Bond, along with men’s pair partner Eric Murray, achieved an unbeaten winning streak of 69 races. This saw the duo earn two Olympic gold medals and seven World Championship titles including one in the men’s coxed pair. They also set two World Best Times that still stand today.

After winning Olympic gold at the Rio 2016 Olympic Games, Bond stepped out of the boat and onto the bike. In these last two years as a cyclist Bond says he picked up an oar only once (for a corporate event). He never used the indoor rower.

While cycling Bond earned a Commonwealth Games bronze medal in the road time trial and set a New Zealand record on the track in the 4000m individual pursuit. Now his sole focus will be rowing.
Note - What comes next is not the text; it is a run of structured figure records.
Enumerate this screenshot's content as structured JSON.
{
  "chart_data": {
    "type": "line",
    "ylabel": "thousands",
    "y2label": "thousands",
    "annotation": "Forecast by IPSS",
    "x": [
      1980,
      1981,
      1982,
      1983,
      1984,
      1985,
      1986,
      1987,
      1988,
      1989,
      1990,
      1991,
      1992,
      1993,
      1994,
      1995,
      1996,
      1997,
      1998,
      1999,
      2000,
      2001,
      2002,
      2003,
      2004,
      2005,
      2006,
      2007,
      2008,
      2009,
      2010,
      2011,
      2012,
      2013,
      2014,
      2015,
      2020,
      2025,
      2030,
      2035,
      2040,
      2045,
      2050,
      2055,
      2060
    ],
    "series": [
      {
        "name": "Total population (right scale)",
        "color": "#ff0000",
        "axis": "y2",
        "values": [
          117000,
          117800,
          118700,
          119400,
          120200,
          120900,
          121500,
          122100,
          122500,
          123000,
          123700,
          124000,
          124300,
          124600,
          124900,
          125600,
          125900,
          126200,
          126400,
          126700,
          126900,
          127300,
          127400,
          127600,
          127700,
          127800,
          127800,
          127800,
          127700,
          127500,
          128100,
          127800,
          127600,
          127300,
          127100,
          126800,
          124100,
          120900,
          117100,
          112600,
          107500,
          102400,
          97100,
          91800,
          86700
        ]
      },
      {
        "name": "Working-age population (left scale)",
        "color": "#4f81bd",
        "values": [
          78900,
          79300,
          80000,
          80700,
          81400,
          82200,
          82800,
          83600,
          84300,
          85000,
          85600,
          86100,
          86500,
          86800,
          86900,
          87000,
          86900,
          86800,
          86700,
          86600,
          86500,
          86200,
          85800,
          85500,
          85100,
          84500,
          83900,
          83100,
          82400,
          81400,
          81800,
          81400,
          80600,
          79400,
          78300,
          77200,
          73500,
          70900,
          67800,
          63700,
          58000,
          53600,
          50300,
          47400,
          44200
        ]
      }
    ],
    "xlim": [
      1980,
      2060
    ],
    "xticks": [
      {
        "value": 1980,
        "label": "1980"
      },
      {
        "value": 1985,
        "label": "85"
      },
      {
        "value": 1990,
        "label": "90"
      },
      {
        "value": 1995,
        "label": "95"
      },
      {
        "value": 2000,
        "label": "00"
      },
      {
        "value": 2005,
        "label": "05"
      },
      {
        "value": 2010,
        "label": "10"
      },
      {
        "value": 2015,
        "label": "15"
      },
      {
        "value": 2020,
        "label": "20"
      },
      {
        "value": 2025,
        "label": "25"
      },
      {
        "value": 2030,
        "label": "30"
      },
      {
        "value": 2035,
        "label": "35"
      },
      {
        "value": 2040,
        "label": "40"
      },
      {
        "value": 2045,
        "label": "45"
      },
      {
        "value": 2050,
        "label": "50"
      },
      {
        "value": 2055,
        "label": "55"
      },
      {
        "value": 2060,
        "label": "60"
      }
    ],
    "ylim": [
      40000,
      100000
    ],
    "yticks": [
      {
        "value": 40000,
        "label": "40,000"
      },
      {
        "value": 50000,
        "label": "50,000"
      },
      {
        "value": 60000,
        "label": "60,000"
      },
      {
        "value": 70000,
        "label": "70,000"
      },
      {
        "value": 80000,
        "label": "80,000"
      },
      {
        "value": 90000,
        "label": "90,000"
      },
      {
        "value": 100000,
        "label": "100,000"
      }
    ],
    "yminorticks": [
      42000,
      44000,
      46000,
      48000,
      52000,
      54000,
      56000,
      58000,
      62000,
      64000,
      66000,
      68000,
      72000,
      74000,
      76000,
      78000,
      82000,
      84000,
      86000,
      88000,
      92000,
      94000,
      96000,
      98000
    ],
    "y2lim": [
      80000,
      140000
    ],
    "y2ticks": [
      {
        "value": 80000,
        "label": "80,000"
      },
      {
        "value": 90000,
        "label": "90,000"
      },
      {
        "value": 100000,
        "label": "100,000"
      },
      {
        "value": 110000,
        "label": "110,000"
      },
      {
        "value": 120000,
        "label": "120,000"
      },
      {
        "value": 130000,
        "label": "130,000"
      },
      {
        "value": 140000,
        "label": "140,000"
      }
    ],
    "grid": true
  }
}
“I was fully immersed (in cycling) when I was on the bike. But I can flip a switch and I’ll now give full attention (to rowing).”

Bond has wasted no time. “I’ve been for a few rows this week. The sensation is still there. The shoulders are a bit tight and sore and the hands, but I’ve been expecting that.”

Rowing New Zealand has fully supported Bond’s return to rowing. “Hamish’s past achievements in the sport of rowing and more recently in cycling, are proof enough that his natural talents and hunger for success are an unstoppable force. We’re obviously very happy to have Hamish return to the Rowing NZ programme and look forward to seeing him out on the water again,” said Rowing NZ Chief Executive Simon Peterson in their media release.

“My challenge is to get up to speed as quickly as possible, but without injury. I can’t, of course, do 20km rows, but I’m not starting from square one. My heart and lungs are good and my legs are the best they’ve ever been,” says Bond who admits he will have to work on his boat feel.

Bond says his body did change to adapt to cycling; “But less than you would think. I was pretty light early on (for road cycling) but I have transitioned back over time and in the last few months on the track. So my body weight is not far off what it was rowing. It’s just all of the small muscles like the stabilisers around the shoulders and the lower back that will feel it.”

Citing the eight as the boat Bond wants to be part of, he says he’s not after any seat in particular. “My natural inclination is stroke seat, but I’m not in a position at the moment (to choose). I’m going to be judged on current form, not what I’ve done in the past.”

The news that Bond has returned to rowing created a huge amount of interest internationally and he says that the response has been humbling. Over the last couple of years Bond says he’s received messages from random European teenagers asking when he’s going to come back to rowing. “I guess those will now stop.”

“I went for my first sweep row today. I’m confident it’ll all come back quite quickly. You’ve just got to rip the scab off and get into it.”